Canada Introduces Ultra-Fast 14-Day Application Processing For PhDs; Removes PAL Requirement
Canada has introduced sweeping simplification of the application process for master’s and doctoral students at public universities, by permitting exemption from the national study-permit cap and the requirement for a provincial or territorial attestation letter (PAL/TAL). It has also proposed ultra-fast 14-day processing for PhD applicants and their families. The move aims to attract the world’s brightest and best students, even as overall temporary immigration continues its sharp contraction.
According to official guidance from Immigration, Refugees and Citizenship Canada updated in December 2025, starting from January 1, 2026, candidates planning to attend a degree-granting program at the master’s or doctoral level at a public institution do not require a provincial or territorial attestation letter (PAL or TAL) when applying for a study permit.
Graduate students at publicly designated learning institutions are also fully exempt from the 2026 national study-permit cap, set at 155,000 overall new permits. A dedicated target of nearly 49.000 graduate-level permits has been given separately to prioritise high-value talent.
Doctoral applicants and their accompanying spouses and dependent children, when applying online from outside Canada, now receive decisions within two weeks, provided biometrics are submitted promptly, and the institution verifies the letter of acceptance.
IRCC has supported the policy shift with an aggressive social-media recruitment drive.
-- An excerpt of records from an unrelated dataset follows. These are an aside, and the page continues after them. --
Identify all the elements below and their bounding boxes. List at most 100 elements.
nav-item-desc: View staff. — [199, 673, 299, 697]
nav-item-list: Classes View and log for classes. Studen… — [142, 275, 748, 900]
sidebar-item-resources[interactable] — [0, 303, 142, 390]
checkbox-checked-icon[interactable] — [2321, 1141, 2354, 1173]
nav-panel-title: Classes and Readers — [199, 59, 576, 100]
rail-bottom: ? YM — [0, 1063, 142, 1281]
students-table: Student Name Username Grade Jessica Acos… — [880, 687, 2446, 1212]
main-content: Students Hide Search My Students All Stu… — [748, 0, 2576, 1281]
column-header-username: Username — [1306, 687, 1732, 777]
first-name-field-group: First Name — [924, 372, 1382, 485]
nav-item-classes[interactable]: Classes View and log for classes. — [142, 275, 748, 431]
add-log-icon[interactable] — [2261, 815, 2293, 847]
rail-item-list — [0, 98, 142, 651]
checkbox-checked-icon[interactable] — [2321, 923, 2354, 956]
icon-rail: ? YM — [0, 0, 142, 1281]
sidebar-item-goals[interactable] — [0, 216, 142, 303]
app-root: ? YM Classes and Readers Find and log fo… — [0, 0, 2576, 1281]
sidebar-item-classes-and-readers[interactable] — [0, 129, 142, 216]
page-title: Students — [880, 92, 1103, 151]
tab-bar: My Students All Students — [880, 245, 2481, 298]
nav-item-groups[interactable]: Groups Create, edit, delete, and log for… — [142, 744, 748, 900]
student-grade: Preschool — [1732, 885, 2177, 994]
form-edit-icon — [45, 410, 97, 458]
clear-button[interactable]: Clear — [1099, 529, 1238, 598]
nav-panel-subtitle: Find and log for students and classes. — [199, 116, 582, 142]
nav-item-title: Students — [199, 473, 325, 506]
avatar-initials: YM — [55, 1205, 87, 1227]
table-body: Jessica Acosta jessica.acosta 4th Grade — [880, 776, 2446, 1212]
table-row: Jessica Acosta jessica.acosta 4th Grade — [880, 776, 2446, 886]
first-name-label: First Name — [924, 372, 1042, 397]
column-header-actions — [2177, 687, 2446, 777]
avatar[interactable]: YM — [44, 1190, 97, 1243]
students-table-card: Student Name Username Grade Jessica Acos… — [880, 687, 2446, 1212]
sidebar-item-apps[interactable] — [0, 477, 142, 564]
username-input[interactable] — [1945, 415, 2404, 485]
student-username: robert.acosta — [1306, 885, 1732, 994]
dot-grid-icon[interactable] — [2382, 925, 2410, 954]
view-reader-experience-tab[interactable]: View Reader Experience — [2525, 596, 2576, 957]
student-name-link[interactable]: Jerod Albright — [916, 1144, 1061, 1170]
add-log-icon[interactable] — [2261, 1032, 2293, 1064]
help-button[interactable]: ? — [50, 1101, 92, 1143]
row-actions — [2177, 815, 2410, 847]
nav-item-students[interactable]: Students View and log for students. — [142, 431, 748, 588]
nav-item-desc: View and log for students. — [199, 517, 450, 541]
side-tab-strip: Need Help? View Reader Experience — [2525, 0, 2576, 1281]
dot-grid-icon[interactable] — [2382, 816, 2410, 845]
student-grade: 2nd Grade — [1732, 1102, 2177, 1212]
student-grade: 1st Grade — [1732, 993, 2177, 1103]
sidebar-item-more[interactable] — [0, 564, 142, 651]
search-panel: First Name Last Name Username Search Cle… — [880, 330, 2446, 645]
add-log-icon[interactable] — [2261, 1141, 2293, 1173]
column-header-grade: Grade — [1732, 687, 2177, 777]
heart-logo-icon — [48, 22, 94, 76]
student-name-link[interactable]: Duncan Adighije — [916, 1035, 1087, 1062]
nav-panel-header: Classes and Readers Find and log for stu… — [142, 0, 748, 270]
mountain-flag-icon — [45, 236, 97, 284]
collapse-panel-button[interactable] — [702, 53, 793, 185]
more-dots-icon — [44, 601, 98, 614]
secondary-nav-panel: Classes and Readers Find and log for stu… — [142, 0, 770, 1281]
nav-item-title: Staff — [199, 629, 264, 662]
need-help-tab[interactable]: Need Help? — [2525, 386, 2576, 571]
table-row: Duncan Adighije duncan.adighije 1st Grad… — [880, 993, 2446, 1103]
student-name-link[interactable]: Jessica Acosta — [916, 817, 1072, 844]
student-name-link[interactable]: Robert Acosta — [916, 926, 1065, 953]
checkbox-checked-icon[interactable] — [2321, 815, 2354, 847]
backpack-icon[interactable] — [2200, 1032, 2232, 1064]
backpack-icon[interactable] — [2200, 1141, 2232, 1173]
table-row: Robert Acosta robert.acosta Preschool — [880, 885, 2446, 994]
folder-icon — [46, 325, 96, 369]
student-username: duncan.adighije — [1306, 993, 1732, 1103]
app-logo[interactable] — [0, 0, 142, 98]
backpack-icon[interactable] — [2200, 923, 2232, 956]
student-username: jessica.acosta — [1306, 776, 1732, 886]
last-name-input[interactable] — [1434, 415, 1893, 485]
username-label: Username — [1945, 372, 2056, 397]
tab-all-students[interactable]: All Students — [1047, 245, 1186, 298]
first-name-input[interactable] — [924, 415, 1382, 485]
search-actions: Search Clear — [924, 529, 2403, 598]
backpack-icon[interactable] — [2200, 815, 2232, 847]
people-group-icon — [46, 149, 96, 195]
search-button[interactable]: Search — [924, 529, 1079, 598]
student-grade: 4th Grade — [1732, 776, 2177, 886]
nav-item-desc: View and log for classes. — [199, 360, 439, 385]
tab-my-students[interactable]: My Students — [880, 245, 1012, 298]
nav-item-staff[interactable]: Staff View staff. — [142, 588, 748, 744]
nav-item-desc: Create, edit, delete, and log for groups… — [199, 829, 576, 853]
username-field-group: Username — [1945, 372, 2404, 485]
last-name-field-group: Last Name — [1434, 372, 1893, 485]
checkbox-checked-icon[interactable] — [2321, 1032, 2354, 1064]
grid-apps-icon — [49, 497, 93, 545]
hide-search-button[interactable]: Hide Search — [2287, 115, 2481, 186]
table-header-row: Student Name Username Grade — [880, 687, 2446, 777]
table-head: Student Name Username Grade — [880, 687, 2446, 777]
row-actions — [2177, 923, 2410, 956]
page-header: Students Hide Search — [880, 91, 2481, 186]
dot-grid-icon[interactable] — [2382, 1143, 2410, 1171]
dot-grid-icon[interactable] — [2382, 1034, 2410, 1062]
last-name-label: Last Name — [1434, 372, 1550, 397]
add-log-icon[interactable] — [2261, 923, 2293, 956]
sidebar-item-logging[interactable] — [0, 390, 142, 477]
IRCC said in a recent post on X, “Canada is home to world-class institutions and offers clear pathways for international students to pursue master’s and doctoral degrees.” It has also listed the incentive as the simpler processing and 2 weeks timeline for doctoral student applications, and work in Canada after graduation.
The steps were taken after study permit volumes decreased, IRCC has shifted its focus to attrach high quality students to Canada to contribute to the research ecosystem and innovation.
The measures complement a $1.7 billion, 12-year Canada Global Impact Plus Research Talent Initiative launched on December 9, 2025. The program aims to bring more than 1000 leading international researchers, early career scholars, doctoral students, and post-doctoral fellows to Canada.
As per the IRCC data, the new international student arrivals plunged 61 percent to 115,470, a drop of 177.595 from 2024. New temporary foreign worker arrivals fell 47 percent to 153,880, bringing the total decline to 361,935.
By December 31, 2025, Canada had roughly 2.155 million people holding study or work permits: 461,565 study-only, 1,463,805 work-only and 229,650 holding both.
Adding an estimated 505,000 refugee claimants, protected persons and out-of-status migrants brought the total temporary resident population to about 2.66 million, or 6.4 per cent of Canada’s roughly 41.6 million people, still above the government’s 5 per cent target for end-2027. New asylum claims dropped 34 per cent to 113,090. IRCC attributed the declines to caps, tighter rules, the Mexican visa requirement and heightened scrutiny.